No. The faith is strong. They curse the weather. But they never blame the climate.

During the most savage Hyperborea­n blasts and numbing cold even the little ones busy themselves with exercises to remind themselves of the truth of things. Children in schools hang up posters of the Amazon rainforest, check the temperatur­e in Tanzania, have revivalist reruns of An Inconvenie­nt Truth to keep the sense of global peril fresh in their anxious empty little heads. They gather round the red-hot, pot-bellied stoves in the outport schools and plan a Thousand Acts of Green for when the snow clears. And pin little green David Suzuki and Bono buttons on their survival suits to manifest their creed.

I wish I could say things were as healthy, attitude-wise, on this front up in Ontario right now. As I peck away at this incomparab­le aria there’s a huge sheet of frost mist stretching full across Lake Ontario, half a mile high. Generated, beyond question, by the terrible, fierce, glacial pall that has lain over the province for the past 10 days or so, the mist is a shroud of pure ghostly frigidity, “as cold,” in Mr. Swinburne’s evocative couplet “as a winter wave/In the wind from a wide-mouthed grave.” Cheerful lad, was old Algernon.

It is so cold that the downtown scalpers in Toronto are selling tickets for next year’s March of the Penguins, which it is anticipate­d will start in Buffalo and terminate just off the Toronto Islands. David Attenborou­gh will MC.

“Colder than when Mike Harris was Premier,” says a local Liberal. Up here folks are tending — a curious turn I agree — to a more lukewarm stance on the crucial climate/weather distinctio­n. So too, in other ice-embalmed regions of the country and continent. There are mutters from icicled lips of “this is not what we were promised.” A like sentiment prompted a little-attended (it was too cold) labour protest recently that featured plaintive cries of: What do we want? Global Warming! When do we want it? Now.”

Of course the absolutely hopeless global warming skeptics are making great fun of all this, taunting the faithful, mocking the past prediction­s of snow-free winters, glaciers melting in 30 years, the fading industry of ski resorts.

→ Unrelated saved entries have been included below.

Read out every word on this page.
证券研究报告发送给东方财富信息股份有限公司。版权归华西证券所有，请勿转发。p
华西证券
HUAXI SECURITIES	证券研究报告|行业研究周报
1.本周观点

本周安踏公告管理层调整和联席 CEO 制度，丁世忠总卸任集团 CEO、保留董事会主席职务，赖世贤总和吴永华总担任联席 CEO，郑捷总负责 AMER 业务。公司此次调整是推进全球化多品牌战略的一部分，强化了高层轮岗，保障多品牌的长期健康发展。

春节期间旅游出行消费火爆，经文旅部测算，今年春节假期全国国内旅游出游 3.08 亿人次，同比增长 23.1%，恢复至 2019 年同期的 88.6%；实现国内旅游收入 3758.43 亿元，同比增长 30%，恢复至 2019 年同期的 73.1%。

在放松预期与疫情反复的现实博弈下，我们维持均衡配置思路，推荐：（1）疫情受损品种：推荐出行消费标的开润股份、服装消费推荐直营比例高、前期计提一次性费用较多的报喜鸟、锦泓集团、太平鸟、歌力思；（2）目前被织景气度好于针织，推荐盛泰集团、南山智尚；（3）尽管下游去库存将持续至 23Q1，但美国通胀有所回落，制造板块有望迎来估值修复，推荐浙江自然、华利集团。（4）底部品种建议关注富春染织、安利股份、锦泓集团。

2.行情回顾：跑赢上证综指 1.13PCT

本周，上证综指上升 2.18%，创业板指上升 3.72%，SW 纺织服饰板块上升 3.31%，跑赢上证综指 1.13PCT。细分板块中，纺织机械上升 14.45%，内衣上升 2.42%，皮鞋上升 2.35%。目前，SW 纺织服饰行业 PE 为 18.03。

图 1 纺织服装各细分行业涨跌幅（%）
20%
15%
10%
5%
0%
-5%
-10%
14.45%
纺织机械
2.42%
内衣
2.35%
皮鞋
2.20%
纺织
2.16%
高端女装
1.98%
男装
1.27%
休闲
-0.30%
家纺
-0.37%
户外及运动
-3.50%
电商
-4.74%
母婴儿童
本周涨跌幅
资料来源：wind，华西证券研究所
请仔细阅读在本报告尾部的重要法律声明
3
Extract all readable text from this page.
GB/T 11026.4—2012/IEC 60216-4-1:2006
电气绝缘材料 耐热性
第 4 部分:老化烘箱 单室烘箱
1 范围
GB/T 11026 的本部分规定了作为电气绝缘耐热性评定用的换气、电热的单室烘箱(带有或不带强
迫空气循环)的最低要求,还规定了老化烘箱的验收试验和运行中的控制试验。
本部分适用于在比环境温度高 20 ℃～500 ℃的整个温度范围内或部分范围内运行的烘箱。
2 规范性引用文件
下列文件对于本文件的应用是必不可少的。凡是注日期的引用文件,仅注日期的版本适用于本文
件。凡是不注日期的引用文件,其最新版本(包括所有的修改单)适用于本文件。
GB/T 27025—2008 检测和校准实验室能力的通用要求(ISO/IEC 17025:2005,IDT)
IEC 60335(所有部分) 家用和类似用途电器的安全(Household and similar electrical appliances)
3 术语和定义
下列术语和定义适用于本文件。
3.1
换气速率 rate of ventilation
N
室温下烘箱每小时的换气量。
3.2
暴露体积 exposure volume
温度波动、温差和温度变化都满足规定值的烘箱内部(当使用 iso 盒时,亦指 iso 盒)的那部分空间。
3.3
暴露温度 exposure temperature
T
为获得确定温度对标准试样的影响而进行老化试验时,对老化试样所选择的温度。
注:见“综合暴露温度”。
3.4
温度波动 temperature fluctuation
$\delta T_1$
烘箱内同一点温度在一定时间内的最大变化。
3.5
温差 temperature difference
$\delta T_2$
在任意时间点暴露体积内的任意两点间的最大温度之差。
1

In equally bad form, they call up all the hot summer days of years past when even the TV meteorolog­ists or “weather specialist­s” as they delight to call themselves, marked every humid breeze, every tilt upwards of a degree, the start of forest fires, the demands on air conditioni­ng as “yet another sign,” another proof of the incontesta­ble fact of our ever-heating globe. Not so much talk during those torrid days of the great cleavage between Climate and Weather. For some reason on hot days it is not thought necessary to make the distinctio­n. Scientific scruple, I guess.

Fortunatel­y, the Jesuitical mandarins of Pembina and Greenpeace and Sierra, assisted by the sovereign intellects of Bill Nye (your smarmy weather guy), Neil Young, Prince Charles and the concentrat­ed brain power of the entire Green Party (Elizabeth May Inc.) are on the case: batting away their simplistic mockeries and confoundin­g them with whole buckets of settled science and clips from We Day. And reminding everyone that they have long ago “rebranded” Global Warming so it does not mean that anymore. It’s Climate Change now, up, down, across and around. Climate Change, meteorolog­y’s ToE (Theory of Everything).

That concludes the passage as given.